Kae Tempest

Self Titled

Sortie le 04 juillet 2025

Island Records

Le cinquième album studio de Kae Tempest, artiste nommé·e aux Mercury et BRIT Awards, n’était pas censé être celui que vous écoutez aujourd’hui. À l’origine, Kae avait conçu un tout autre projet, mais celui-ci ne résonnait plus avec le moment présent. Le tournant a eu lieu lors d’une séance avec le producteur Fraser T Smith, sollicité pour débloquer un morceau. Lauréat d’un Grammy Award, Smith a collaboré avec Adele, Stormzy ou encore Dave. Lui et Kae se sont rencontré·e·s en 2020 lors de l’enregistrement d’un podcast, avant de se retrouver sur l’EP We Were We Still Are, sorti en 2023.

 

Mais au lieu de résoudre le blocage initial, leur rencontre a déclenché une série de sessions spontanées, menant la pratique de Kae dans une direction inattendue. Un nouvel album était en gestation.

 

Fraser l’a encouragé à écrire à la première personne : « Il m’a dit : qui d’autre peut raconter l’histoire que tu peux raconter ? » Ensemble, iels ont composé jusqu’à trois morceaux par jour pendant une semaine, avant de faire une pause pour prendre du recul. « On est aussi bon·ne·s que ce qu’on choisit de laisser de côté », explique Kae. Iels ont élagué, gardé l’essentiel, et poursuivi en affinant leur vision.
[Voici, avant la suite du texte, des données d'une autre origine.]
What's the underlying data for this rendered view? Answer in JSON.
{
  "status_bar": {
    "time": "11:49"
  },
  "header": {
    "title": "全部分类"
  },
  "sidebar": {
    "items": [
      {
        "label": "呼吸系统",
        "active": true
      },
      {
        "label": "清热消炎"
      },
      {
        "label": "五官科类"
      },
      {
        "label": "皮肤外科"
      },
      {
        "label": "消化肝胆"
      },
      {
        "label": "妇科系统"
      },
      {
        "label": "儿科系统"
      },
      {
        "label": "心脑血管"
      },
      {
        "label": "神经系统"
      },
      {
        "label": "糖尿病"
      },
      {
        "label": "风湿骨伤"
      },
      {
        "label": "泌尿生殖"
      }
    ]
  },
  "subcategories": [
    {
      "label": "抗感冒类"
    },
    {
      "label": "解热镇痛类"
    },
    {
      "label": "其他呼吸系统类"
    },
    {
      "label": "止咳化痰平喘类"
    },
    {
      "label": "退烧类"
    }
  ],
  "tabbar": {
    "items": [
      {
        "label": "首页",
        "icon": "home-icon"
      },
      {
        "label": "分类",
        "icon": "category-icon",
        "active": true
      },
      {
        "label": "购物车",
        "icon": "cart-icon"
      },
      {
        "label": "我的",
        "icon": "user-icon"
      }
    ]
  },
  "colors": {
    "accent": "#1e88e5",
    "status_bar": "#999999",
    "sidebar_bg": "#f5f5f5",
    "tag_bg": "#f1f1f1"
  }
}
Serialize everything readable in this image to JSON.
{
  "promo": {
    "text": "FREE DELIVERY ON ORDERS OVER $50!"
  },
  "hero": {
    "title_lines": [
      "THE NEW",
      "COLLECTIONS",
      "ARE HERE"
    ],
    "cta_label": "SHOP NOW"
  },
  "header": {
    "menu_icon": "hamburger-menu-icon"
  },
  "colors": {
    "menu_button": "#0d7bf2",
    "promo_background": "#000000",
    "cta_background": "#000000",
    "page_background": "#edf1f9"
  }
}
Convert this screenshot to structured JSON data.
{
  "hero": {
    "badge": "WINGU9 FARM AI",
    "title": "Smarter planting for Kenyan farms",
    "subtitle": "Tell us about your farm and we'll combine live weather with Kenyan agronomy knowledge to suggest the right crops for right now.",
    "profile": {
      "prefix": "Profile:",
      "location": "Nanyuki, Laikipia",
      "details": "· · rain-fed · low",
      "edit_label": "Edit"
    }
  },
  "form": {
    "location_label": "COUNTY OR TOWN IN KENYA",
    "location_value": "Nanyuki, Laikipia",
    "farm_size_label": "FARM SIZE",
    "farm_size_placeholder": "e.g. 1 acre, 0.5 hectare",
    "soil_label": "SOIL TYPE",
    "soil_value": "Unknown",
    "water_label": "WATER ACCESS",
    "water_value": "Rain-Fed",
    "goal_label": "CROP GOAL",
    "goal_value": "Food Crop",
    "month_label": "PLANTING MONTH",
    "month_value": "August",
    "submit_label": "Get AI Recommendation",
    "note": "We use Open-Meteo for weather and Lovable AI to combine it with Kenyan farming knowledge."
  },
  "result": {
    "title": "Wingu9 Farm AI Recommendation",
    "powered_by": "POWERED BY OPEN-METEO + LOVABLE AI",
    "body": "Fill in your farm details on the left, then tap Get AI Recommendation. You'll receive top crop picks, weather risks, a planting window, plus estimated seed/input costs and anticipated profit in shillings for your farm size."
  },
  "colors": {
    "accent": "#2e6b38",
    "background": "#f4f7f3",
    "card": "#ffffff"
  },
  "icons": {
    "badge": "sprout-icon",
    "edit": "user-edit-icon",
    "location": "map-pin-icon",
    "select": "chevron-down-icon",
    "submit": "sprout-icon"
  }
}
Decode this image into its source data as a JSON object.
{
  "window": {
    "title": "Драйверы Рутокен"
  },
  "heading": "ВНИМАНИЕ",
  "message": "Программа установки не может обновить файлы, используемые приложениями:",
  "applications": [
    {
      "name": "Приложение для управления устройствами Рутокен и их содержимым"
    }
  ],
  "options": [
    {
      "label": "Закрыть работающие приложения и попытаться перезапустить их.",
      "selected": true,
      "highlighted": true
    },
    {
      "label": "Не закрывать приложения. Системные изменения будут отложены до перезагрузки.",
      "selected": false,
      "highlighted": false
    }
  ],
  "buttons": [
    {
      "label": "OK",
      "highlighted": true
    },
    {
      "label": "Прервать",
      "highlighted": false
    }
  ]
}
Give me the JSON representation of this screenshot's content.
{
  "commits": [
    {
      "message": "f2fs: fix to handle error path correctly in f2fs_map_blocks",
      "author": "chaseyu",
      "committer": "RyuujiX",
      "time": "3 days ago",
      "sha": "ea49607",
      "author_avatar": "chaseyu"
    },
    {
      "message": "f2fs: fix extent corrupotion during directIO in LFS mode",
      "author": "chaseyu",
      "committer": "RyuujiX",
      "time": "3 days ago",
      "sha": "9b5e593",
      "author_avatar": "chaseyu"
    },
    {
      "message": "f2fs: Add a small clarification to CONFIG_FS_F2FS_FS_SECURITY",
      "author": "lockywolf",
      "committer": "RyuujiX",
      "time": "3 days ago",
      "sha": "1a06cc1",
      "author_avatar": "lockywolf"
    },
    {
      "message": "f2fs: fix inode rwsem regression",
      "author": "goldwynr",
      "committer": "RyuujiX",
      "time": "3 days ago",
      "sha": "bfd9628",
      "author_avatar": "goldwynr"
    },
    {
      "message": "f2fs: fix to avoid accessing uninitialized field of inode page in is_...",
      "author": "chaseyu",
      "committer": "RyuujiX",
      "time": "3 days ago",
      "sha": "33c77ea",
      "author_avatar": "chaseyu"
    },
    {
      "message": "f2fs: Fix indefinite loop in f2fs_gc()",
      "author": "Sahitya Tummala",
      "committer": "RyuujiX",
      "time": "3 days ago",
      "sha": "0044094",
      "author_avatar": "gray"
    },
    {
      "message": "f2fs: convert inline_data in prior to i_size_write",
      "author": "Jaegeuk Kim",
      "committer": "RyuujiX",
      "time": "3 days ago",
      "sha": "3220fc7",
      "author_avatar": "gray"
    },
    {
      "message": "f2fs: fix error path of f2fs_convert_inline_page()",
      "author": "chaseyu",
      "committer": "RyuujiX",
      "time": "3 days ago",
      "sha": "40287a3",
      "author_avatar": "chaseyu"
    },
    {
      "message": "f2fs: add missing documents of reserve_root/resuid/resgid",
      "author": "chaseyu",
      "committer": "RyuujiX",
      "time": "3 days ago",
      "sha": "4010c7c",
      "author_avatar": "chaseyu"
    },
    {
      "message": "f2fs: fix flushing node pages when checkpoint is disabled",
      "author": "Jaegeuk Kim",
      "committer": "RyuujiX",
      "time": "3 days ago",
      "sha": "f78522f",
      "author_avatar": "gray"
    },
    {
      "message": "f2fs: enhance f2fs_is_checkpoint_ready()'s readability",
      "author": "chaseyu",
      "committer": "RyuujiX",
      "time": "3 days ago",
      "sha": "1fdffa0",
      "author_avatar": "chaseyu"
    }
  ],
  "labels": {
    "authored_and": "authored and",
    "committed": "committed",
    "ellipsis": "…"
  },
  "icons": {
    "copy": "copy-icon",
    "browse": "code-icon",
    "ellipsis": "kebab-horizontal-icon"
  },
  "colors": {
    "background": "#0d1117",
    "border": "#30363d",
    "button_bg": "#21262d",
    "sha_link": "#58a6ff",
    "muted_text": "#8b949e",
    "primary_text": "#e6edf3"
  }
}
C’est ainsi qu’est né Self Titled.

 

À sa source, Self Titled est une lettre d’amour à un moi plus jeune, un dialogue entre le passé, le présent et le futur de Kae , entremêlé de souvenirs, de lieux et de visages qui l’ont façonné·e. Résistance, doute, espoir : les grands thèmes y côtoient les fragilités humaines, les frustrations comme les désirs, la ferveur amoureuse et la libération de l’acceptation. Intimement personnel, l’album touche pourtant à l’universel, comme souvent dans le travail de Kae  : « J’espère qu’en creusant dans ma vérité, je pourrai rencontrer les gens dans la leur. J’espère que les gens y retrouveront une part d’elleux-mêmes. »

 

L’album s’ouvre sur le bouleversant ‘I Stand On The Line’. Aussi épique qu’émouvant, il évoque les grands thèmes des génériques de James Bond, le Verve dans ses heures de gloire ou encore Stormzy dans ses moments les plus introspectifs. Vient ensuite ‘Statue In The Square’, morceau intense qui puise dans les débuts de Kae comme MC dans les soirées à micro ouvert. Son flow en double temps évoque les raves jungle des années 2000, mâtiné d’influences allant d’El-P à Megan Thee Stallion. Kae  le décrit comme un morceau « joyeux. Le but, c’est que je m’amuse ». On y perçoit aussi des échos à Mezzanine de Massive Attack sorti en 2001, de Dr Dre, AM des Arctic Monkeys, voire un soupçon du Kanye West de Late Registration.

 

L’album s’ouvre aussi aux autres, avec une série de collaborations marquantes. ‘Breathe’, capté en freestyle dès la première prise, est coproduit avec Young Fathers, trio écossais récompensé par le Mercury Prize. ‘Bless The Bold Future’ accueille la chanteuse londonienne Tawiah, figure montante de la soul alternative. Deux invité·e·s surprise, devenu·e·s au fil du temps des icônes, viennent aussi enrichir cette fresque sonore.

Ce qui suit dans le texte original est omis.